In the period 2001–2005 income inequality in the Netherlands remained the same, although most civilians indicate they would prefer income disparities to be smaller. Women, older and lower educated people in particular advocate narrowing of income gaps.
Majority of voters advocate more equal incomes
According to the National Voters Survey conducted at the time of the 2006 elections, nearly two thirds of voters were in favour of reducing income gaps. One in five voters think income disparities should remain as they are, while 13 percent prefer income disparities to become larger.
Women more often advocate reduction of income gaps
Women more often than men advocate reduction of income gaps. Seven in ten women champion less income inequality, as against six in ten men.
Opinions on income disparities by gender, 2006
Wish to narrow income gaps becomes stronger with advancing age
The group of champions of more income equality increases with advancing age. Over 55 percent of young people in the 18–25 age bracket would like to see more income equality as against some 70 percent of people aged 45 years and older. Hence, relatively many young people are in favour of more income inequality or maintaining the current situation. Most young people, of course, are at the beginning of their careers, (still) have relatively low incomes and hope to make a career move. From that perpective, more income equality is undesirable.

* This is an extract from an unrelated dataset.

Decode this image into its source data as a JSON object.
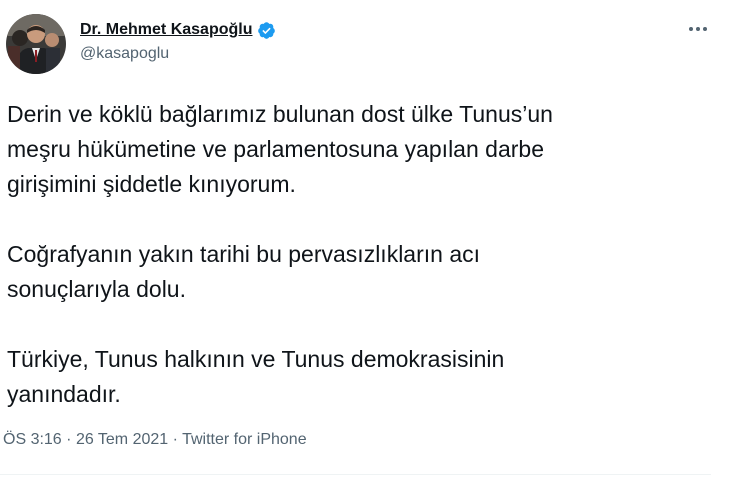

More lower educated people champion reduction of income disparities
Lower educated residents more often want income disparities to be reduced than higher educated people. Three quarters of lower educated advocate more income equality as against 60 percent of higher educated people. A possible explanation is that most lower educated people live on low incomes during their entire life, so they benefit from more income equality. The reverse is true for higher educated individuals.

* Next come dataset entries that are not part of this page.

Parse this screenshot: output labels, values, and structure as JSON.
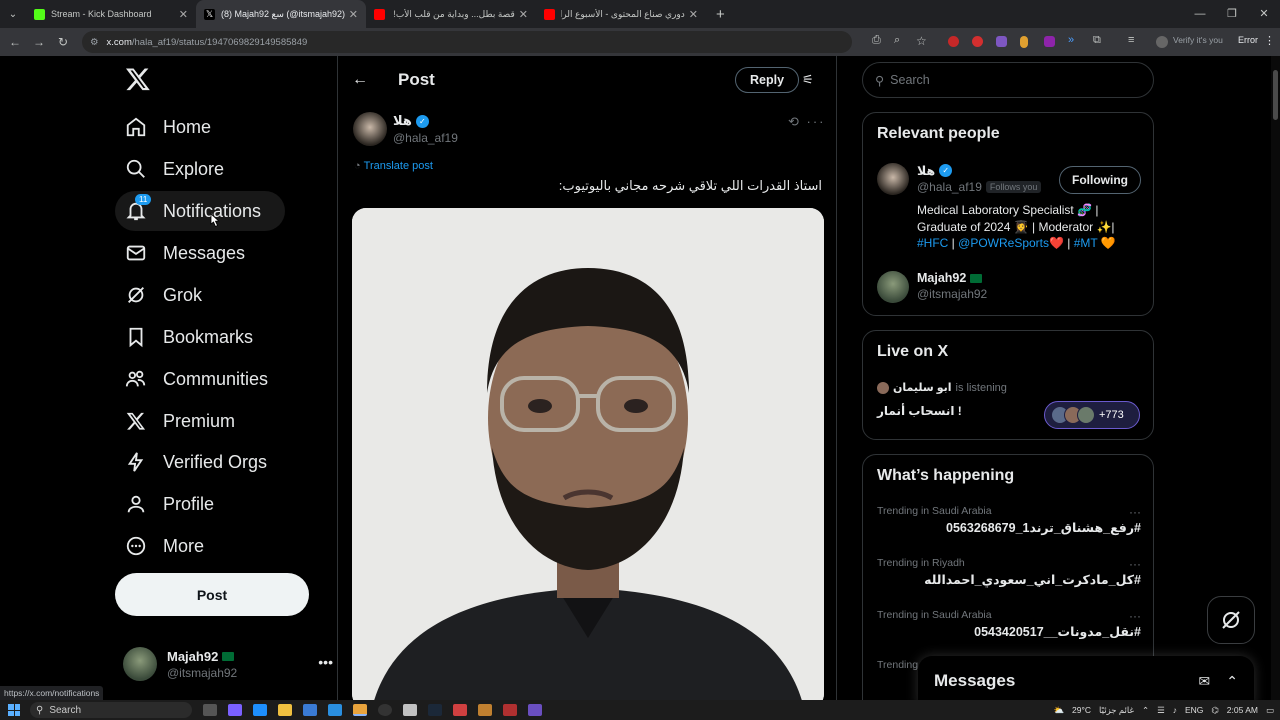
{
  "browser": {
    "tabs": [
      {
        "title": "Stream - Kick Dashboard",
        "favicon_color": "#53fc18",
        "active": false
      },
      {
        "title": "(8) Majah92 سع (@itsmajah92) /",
        "favicon_color": "#ffffff",
        "active": true
      },
      {
        "title": "قصة بطل... وبداية من قلب الأب!",
        "favicon_color": "#ff0000",
        "active": false
      },
      {
        "title": "دوري صناع المحتوى - الأسبوع الرا",
        "favicon_color": "#ff0000",
        "active": false
      }
    ],
    "url_host": "x.com",
    "url_path": "/hala_af19/status/1947069829149585849",
    "verify_label": "Verify it's you",
    "error_label": "Error",
    "status_url": "https://x.com/notifications"
  },
  "sidebar": {
    "items": [
      {
        "label": "Home",
        "icon": "home-icon"
      },
      {
        "label": "Explore",
        "icon": "search-icon"
      },
      {
        "label": "Notifications",
        "icon": "bell-icon",
        "badge": "11"
      },
      {
        "label": "Messages",
        "icon": "envelope-icon"
      },
      {
        "label": "Grok",
        "icon": "grok-icon"
      },
      {
        "label": "Bookmarks",
        "icon": "bookmark-icon"
      },
      {
        "label": "Communities",
        "icon": "people-icon"
      },
      {
        "label": "Premium",
        "icon": "x-logo-icon"
      },
      {
        "label": "Verified Orgs",
        "icon": "lightning-icon"
      },
      {
        "label": "Profile",
        "icon": "person-icon"
      },
      {
        "label": "More",
        "icon": "more-circle-icon"
      }
    ],
    "post_label": "Post",
    "account": {
      "name": "Majah92",
      "handle": "@itsmajah92"
    }
  },
  "main": {
    "title": "Post",
    "reply_label": "Reply",
    "tweet": {
      "author_name": "هلا",
      "author_handle": "@hala_af19",
      "translate_label": "Translate post",
      "text": "استاذ القدرات اللي تلاقي شرحه مجاني باليوتيوب:"
    }
  },
  "right": {
    "search_placeholder": "Search",
    "relevant": {
      "title": "Relevant people",
      "person1": {
        "name": "هلا",
        "handle": "@hala_af19",
        "follows_you": "Follows you",
        "button": "Following",
        "bio_line1": "Medical Laboratory Specialist 🧬 |",
        "bio_line2": "Graduate of 2024 👩‍🎓 | Moderator ✨|",
        "bio_tags": [
          "#HFC",
          "@POWReSports",
          "#MT"
        ]
      },
      "person2": {
        "name": "Majah92",
        "handle": "@itsmajah92"
      }
    },
    "live": {
      "title": "Live on X",
      "host": "ابو سليمان",
      "listening_text": "is listening",
      "space_title": "انسحاب أنمار !",
      "listeners": "+773"
    },
    "happening": {
      "title": "What’s happening",
      "trends": [
        {
          "context": "Trending in Saudi Arabia",
          "tag": "#رفع_هشناق_ترند1_0563268679"
        },
        {
          "context": "Trending in Riyadh",
          "tag": "#كل_مادكرت_اني_سعودي_احمدالله"
        },
        {
          "context": "Trending in Saudi Arabia",
          "tag": "#نقل_مدونات__0543420517"
        },
        {
          "context": "Trending",
          "tag": ""
        }
      ]
    }
  },
  "messages_drawer": {
    "title": "Messages"
  },
  "taskbar": {
    "search_label": "Search",
    "weather": "29°C",
    "weather_text": "غائم جزئيًا",
    "lang": "ENG",
    "time": "2:05 AM"
  }
}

Opinions on income disparities by age and level of education, 2006
Income inequality unchanged
Although the majority of voters advocate more income equality, the situation has hardly changed in the Netherlands since 2001. Disparities between low, middle and high incomes have remained the same. Annually, about 60 percent of income inequality could be attributed to disparities between the low, middle and high income brackets. Disparities within each of these groups accounted for the remaining 40 percent. On average, inequality within the various income groups also remained the same, but disparities within the low income group and within the high income group have increased more substantially than within the middle income group.